Folk Medicine of the Florida Pioneers

Scott Mitchell has served as the director of the Silver River Museum since 2004. He has worked as a field archaeologist, scientific illustrator and museum professional for the last 25 years.

Long before Floridians had access to modern doctors and drugs, they had to rely on homemade folk medicines. Some remedies were no doubt effective while others were certainly placebos. Some fell within the realm of the superstitious. Still others would cause a modern patient to run away and were almost certainly harmful.

All of the above raises an important point—the reader is advised that experimenting with medicinal plants should not be done and is dangerous for anyone but an expert. Many have strong effects on people and others are poisonous. Worse, some harmless plants mimic deadly varieties, which can cause fatal mistakes.

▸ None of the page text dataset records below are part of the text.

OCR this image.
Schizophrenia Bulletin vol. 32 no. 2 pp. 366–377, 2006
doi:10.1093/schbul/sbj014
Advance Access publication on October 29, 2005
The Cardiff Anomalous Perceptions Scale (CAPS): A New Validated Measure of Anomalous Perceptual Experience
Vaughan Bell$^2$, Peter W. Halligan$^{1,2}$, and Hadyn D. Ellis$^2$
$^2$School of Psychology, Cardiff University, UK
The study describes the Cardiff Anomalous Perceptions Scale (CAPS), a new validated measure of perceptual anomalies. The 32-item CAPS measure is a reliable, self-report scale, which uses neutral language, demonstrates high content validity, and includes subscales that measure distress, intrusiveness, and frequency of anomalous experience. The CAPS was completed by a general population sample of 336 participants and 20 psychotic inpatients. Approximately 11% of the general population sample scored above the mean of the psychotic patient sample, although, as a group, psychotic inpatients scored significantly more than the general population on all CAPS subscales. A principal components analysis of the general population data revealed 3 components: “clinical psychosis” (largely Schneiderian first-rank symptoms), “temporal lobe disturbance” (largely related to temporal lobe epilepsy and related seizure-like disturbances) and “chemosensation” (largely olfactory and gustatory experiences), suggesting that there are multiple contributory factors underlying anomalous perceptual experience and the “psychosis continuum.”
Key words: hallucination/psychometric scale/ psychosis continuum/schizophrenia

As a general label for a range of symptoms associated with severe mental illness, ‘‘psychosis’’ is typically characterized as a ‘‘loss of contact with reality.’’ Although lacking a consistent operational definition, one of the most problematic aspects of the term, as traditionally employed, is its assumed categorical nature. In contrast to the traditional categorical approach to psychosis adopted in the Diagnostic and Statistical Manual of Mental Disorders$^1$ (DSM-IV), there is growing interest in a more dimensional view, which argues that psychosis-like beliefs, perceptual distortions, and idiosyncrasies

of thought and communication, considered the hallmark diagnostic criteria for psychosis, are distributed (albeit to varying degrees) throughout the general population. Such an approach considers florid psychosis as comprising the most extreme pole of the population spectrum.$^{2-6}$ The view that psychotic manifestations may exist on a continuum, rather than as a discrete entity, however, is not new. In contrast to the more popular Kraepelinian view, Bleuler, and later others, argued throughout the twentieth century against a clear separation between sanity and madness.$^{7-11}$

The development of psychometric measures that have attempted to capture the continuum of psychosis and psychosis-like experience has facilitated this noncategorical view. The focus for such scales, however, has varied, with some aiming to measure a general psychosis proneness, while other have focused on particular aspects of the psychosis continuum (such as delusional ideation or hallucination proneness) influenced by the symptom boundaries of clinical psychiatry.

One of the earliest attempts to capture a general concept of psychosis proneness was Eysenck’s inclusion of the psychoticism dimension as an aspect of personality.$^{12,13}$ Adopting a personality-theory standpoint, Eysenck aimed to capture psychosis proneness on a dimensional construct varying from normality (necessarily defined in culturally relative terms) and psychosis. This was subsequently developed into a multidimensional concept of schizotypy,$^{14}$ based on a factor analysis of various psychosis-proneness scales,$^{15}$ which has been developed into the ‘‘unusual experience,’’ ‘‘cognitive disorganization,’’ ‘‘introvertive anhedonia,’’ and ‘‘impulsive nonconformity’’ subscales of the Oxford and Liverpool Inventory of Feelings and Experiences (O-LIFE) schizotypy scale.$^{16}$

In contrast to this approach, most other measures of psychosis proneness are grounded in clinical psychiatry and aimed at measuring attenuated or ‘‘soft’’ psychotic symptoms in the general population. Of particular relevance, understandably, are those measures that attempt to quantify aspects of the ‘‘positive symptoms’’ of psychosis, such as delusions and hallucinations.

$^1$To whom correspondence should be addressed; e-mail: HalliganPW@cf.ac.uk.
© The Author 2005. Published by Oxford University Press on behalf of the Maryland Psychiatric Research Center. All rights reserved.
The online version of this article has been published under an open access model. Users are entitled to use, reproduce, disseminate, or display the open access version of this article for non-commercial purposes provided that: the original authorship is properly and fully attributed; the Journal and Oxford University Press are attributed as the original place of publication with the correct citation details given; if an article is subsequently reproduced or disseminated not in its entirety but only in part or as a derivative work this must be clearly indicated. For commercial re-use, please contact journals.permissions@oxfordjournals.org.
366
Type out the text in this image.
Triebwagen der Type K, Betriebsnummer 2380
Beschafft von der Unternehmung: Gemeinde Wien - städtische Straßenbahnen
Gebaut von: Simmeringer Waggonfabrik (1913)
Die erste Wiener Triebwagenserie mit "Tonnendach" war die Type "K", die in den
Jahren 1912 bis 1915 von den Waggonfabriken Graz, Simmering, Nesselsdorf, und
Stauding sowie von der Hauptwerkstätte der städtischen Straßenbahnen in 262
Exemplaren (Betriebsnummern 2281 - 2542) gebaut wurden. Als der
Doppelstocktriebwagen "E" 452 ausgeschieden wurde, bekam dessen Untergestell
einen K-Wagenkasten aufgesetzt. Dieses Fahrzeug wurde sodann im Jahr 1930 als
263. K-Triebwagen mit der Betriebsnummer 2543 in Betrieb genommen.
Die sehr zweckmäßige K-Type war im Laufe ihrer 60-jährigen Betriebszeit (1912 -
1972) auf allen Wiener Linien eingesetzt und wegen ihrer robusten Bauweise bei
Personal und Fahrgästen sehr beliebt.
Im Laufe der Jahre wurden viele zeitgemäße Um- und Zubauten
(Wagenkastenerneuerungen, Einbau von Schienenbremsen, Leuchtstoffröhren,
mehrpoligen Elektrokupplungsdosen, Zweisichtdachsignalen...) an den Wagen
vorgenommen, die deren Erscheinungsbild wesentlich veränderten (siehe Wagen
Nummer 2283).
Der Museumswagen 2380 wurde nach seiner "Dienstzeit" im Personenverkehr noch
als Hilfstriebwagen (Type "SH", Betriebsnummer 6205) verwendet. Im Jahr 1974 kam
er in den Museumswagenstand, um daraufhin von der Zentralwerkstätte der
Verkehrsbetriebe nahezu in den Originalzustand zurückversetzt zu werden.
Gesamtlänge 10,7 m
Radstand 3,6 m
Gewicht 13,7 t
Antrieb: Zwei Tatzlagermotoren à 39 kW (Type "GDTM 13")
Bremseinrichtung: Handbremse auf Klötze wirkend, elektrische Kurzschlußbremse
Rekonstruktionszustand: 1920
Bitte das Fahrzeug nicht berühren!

Wonderful examples of lifesaving plant compounds include quinine (an anti-malarial) from the cinchona tree, aspirin from the family of shrubs known as spiraea and painkillers (think morphine) from the opium poppy. While none of these grow locally, they are great examples of what Mother Nature can provide to modern science.

Closer to home, we are surrounded with plants that have curative qualities which were known to Native Americans and pioneers alike. Some of these can still be found in the natural supplement aisle of any good drugstore. The bark of the willow tree also contains salicin (used in producing aspirin) and was employed as a pain reliever and vomit-inducing emetic. The passionflower is not only beautiful, it was a known sedative and calming agent. Button snakeroot yields a diuretic tincture that was used for blood disorders and fevers.

Traditional Native American medicines used by Seminole and Miccosukee healers usually consist of mixtures of plants and include many of the same varieties used by pioneers. A typical Seminole concoction might include portions of bay, willow, strangler fig, Carolina ash, red maple and slash pine. The medicine would have to be prepared in a very specific manner and the patient would have to use it in a certain way. Often, there were both experts who gathered the plants and healers who would then prepare it into medicine.

Other folk cures popular with settlers were less appealing and even harmful. Medicinal plants were sometimes mixed with substances like turpentine, moonshine whiskey, wood ash or even kerosene and given to the patient to drink (not recommended).

Some “cures” were simply superstitions and included practices like turning your shoes upside down before going to sleep (said to help with cramps) or tying a sack over a hand that had warts. The first person who removed the bag would get the warts and the patient would be cured!

While we learn from science with each passing year, some of the old folk cures surely still have merit while others, such as those that involve sacked hands, may be better left alone.